Why bother, in other words, with a physical exam when you might be hit by a bus, succumb to suicidal thoughts, or suffer from irreversible Alzheimer’s anyway?
The good doctor adds that “screening healthy people who have no complaints is a pretty ineffective way to improve people’s health,” and argues that of the thousands screened, “maybe one or two actually gain a health benefit from an early diagnosis.”
Putting aside the inherent human and social benefit in the “one or two” who might live longer or better from screening at an annual physical, there are other advantages that Emanuel contemptuously dismisses. He notes derisively that “the exam provides an opportunity to talk and reaffirm the physician-patient relationship even if there is no specific complaint.”
It is of no concern to him that such visits are the only connection millions of people have with the medical community in the course of an entire year. And while there are obviously great disparities in the quality of care that an individual might receive in such a visit, it is worth considering some of the benefits.
The annual physical provides an opportunity for the physician to assess the overall physical and mental well-being of the patient. A competent physician will take a patient’s medical history, review medications, observe speech patterns and body language. A precancerous tumor, skin lesion or developing cataracts may be observed during an exam. The doctor will ask if the patient feels safe at home, and tactfully probe for concerns that patients may be hesitant to reveal about their home life. In addition to considering the patient’s current health, these discussions can provide a valuable baseline for evaluating future ailments and concerns.
Then there are the screenings so disparaged by Emanuel that may take place, such as PAP smears and diabetes testing. He assures us, “My New Year’s resolution does not mean I won’t get my annual flu shot or a colonoscopy every 10 years,” but ignores the fact that it is at the annual physical where patients often receive a flu shot and set up appointments for vital screenings such as colonoscopies and mammograms. A 2011 Veterans Affairs report found evidence that preventive health visits may increase the likelihood that patients receive PAP smears, cholesterol screenings and fecal occult blood testing.
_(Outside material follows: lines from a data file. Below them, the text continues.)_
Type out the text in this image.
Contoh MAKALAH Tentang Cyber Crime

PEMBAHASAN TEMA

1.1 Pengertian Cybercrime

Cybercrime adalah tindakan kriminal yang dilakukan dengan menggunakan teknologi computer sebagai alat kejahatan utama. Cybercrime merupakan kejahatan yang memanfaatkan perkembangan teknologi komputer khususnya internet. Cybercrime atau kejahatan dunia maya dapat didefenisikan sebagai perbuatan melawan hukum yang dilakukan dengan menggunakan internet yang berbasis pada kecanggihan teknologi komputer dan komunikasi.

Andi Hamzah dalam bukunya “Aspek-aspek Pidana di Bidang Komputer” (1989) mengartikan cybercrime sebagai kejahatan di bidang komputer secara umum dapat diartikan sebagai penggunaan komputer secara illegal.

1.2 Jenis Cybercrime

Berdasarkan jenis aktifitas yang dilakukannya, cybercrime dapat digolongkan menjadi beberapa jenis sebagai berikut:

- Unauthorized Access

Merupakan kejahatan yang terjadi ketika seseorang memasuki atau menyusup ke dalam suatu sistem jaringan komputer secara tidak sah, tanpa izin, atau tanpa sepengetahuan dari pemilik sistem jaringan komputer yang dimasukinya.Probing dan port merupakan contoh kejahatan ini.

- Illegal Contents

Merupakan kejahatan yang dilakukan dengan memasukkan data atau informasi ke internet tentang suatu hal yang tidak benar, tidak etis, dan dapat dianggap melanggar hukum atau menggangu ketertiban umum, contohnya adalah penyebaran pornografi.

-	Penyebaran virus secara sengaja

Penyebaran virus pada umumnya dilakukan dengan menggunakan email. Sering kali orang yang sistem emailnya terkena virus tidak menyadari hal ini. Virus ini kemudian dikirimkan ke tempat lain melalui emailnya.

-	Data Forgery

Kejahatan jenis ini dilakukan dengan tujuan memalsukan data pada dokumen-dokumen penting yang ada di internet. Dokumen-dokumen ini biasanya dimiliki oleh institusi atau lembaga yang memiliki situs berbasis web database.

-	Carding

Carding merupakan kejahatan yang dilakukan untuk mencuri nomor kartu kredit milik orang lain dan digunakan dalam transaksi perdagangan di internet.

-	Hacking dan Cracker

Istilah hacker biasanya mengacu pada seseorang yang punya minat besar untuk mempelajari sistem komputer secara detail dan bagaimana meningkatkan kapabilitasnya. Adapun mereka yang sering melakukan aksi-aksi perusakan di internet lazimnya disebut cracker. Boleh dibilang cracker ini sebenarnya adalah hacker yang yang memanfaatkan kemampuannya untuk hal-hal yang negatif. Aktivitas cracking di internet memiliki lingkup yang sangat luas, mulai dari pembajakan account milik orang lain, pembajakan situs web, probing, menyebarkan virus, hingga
Emanuel ignores another inconvenient reality: one of the most highly touted provisions of the health care reform commonly known as Obamacare, which he so vigorously defends, is its requirement that all health care plans sold on the ACA exchanges provide annual wellness visits and 15 associated preventive services without a patient co-payment. But he now cynically advises that people insured through the ACA, or through any other health plan, waive this benefit.
The same doctor who recommends ditching the annual physical writes in his most recent book that Obamacare sets the stage for the end of employer-sponsored health care in America. “By 2025,” he predicts, “few private-sector employers will still be providing health insurance.” He declares approvingly that traditional employer-sponsored health insurance, the way about 150 million Americans currently receive their coverage, will be replaced by de facto vouchers to purchase insurance on private exchanges or be eliminated altogether.
Emanuel’s advice that people self-ration their medical care and stop having annual exams is one of the clearest indications that Obama’s health care “reform” is aimed not at providing near-universal, quality health care, but at rationing health care services for the vast majority of ordinary Americans. The health care overhaul has been deliberately designed to transform an already heavily class-based system of health care delivery into one in which working families are relegated to even more bare-bones care, while the wealthy of Ezekiel Emanuel’s ilk continue to receive the best treatment money can buy.
Corporate America will save trillions in labor-related costs, and the precedent will be set to privatize and dismantle the federal health care programs—Medicare and Medicaid.